What each carrier offers “for free” to customers:

  • Tim: grants free access to WhatsApp and Deezer on pre-paid and post-paid plans, which also include unlimited Instagram, Facebook and Twitter.
  • Clear: offers plans with unlimited access to WhatsApp, Waze, Instagram, TikTok and Facebook.
  • Alive: it is the one that least offers unlimited access to apps. The company’s customers have unlimited access to WhatsApp only. Some postpaid plans include Waze.

End of grain deal between Russia and Ukraine

The end of Russia’s participation in the agreement that freed the ports of the Black Sea for the export of Ukrainian grains could have an impact on global food prices.

Understand: the two countries reached the pact in July, after intermediation by the UN and Turkey. This Monday, Russia said it will not renew its participation that guaranteed the flow of more than 32 million tons of Ukrainian food.

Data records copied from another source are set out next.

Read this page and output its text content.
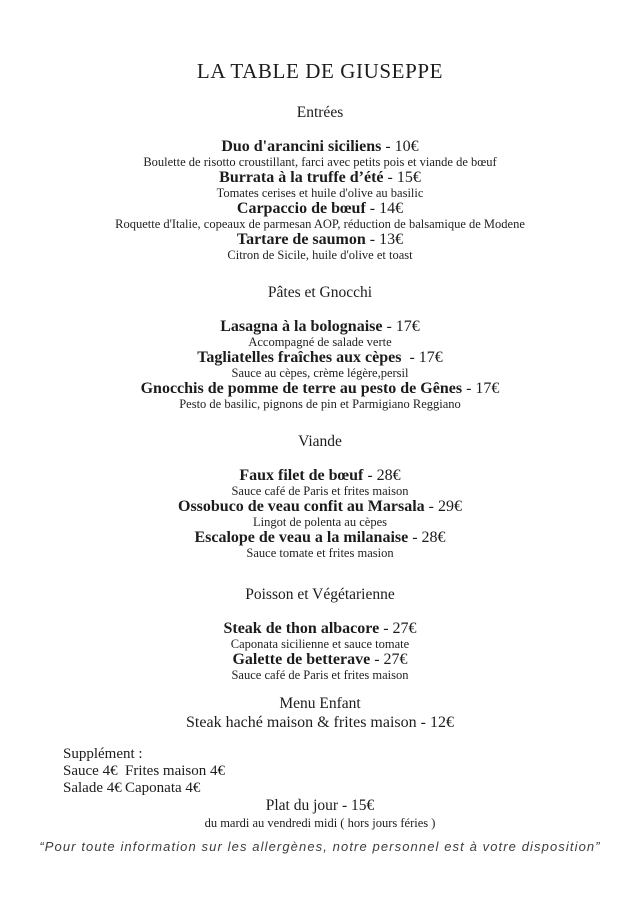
LA TABLE DE GIUSEPPE
Entrées
Duo d'arancini siciliens - 10€
Boulette de risotto croustillant, farci avec petits pois et viande de bœuf
Burrata à la truffe d’été - 15€
Tomates cerises et huile d'olive au basilic
Carpaccio de bœuf - 14€
Roquette d'Italie, copeaux de parmesan AOP, réduction de balsamique de Modene
Tartare de saumon - 13€
Citron de Sicile, huile d'olive et toast
Pâtes et Gnocchi
Lasagna à la bolognaise - 17€
Accompagné de salade verte
Tagliatelles fraîches aux cèpes  - 17€
Sauce au cèpes, crème légère,persil
Gnocchis de pomme de terre au pesto de Gênes - 17€
Pesto de basilic, pignons de pin et Parmigiano Reggiano
Viande
Faux filet de bœuf - 28€
Sauce café de Paris et frites maison
Ossobuco de veau confit au Marsala - 29€
Lingot de polenta au cèpes
Escalope de veau a la milanaise - 28€
Sauce tomate et frites masion
Poisson et Végétarienne
Steak de thon albacore - 27€
Caponata sicilienne et sauce tomate
Galette de betterave - 27€
Sauce café de Paris et frites maison
Menu Enfant
Steak haché maison & frites maison - 12€
Supplément :
Sauce 4€ Frites maison 4€
Salade 4€ Caponata 4€
Plat du jour - 15€
du mardi au vendredi midi ( hors jours féries )
“Pour toute information sur les allergènes, notre personnel est à votre disposition”
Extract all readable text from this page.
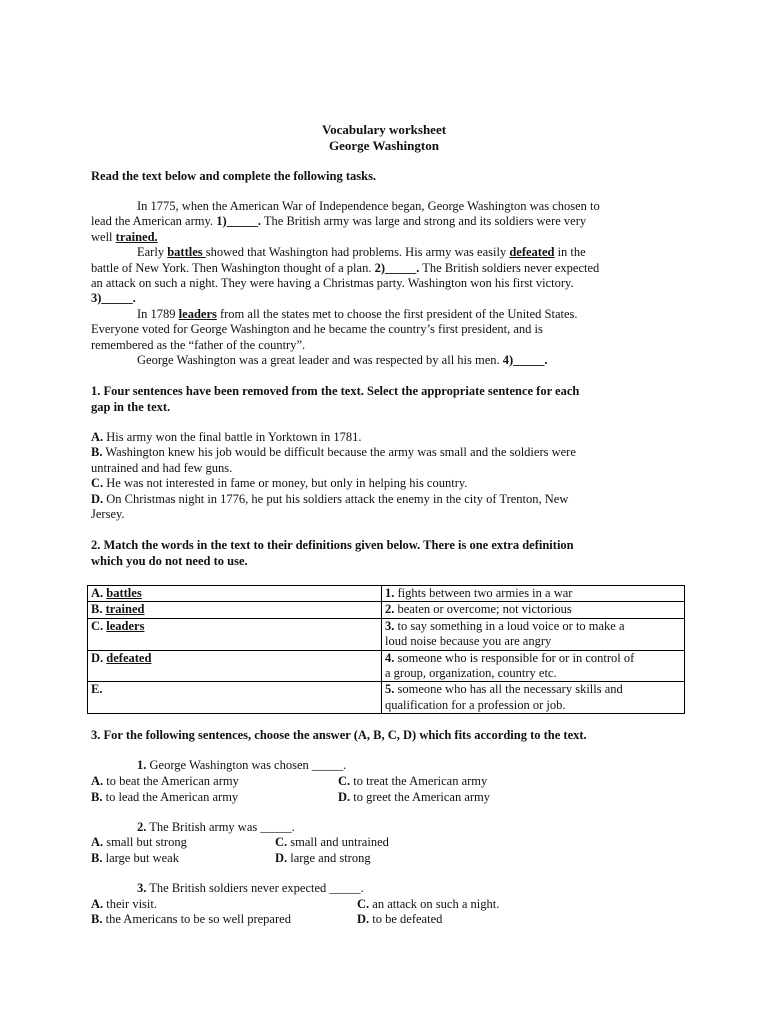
Vocabulary worksheet
George Washington
Read the text below and complete the following tasks.

In 1775, when the American War of Independence began, George Washington was chosen to

lead the American army. 1)_____. The British army was large and strong and its soldiers were very

well trained.

Early battles showed that Washington had problems. His army was easily defeated in the

battle of New York. Then Washington thought of a plan. 2)_____. The British soldiers never expected

an attack on such a night. They were having a Christmas party. Washington won his first victory.

3)_____.

In 1789 leaders from all the states met to choose the first president of the United States.

Everyone voted for George Washington and he became the country’s first president, and is

remembered as the “father of the country”.

George Washington was a great leader and was respected by all his men. 4)_____.

1. Four sentences have been removed from the text. Select the appropriate sentence for each
gap in the text.

A. His army won the final battle in Yorktown in 1781.

B. Washington knew his job would be difficult because the army was small and the soldiers were

untrained and had few guns.

C. He was not interested in fame or money, but only in helping his country.

D. On Christmas night in 1776, he put his soldiers attack the enemy in the city of Trenton, New

Jersey.

2. Match the words in the text to their definitions given below. There is one extra definition
which you do not need to use.
A. battles	1. fights between two armies in a war
B. trained	2. beaten or overcome; not victorious
C. leaders	3. to say something in a loud voice or to make a
loud noise because you are angry
D. defeated	4. someone who is responsible for or in control of
a group, organization, country etc.
E.	5. someone who has all the necessary skills and
qualification for a profession or job.
3. For the following sentences, choose the answer (A, B, C, D) which fits according to the text.
1. George Washington was chosen _____.
A. to beat the American army	C. to treat the American army
B. to lead the American army	D. to greet the American army
2. The British army was _____.
A. small but strong	C. small and untrained
B. large but weak	D. large and strong
3. The British soldiers never expected _____.
A. their visit.	C. an attack on such a night.
B. the Americans to be so well prepared	D. to be defeated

The country has an important participation in the export of sunflower, corn, wheat and barley. The prices of these products rose at the opening of the market on the Chicago Stock Exchange, but closed flat.

Hours before the Kremlin left the agreement, a bridge linking Crimea with the country was attacked for the second time by Ukraine. Russia said the decision was unrelated to the attack.

Why it matters: when the agreement was signed and grain shipments resumed, world food prices fell by about 20%, according to the UN Food and Agriculture Agency (FAO).

  • At the start of the war, commodity prices soared both because of territorial barriers imposed on Ukraine and Western sanctions on Russian exports.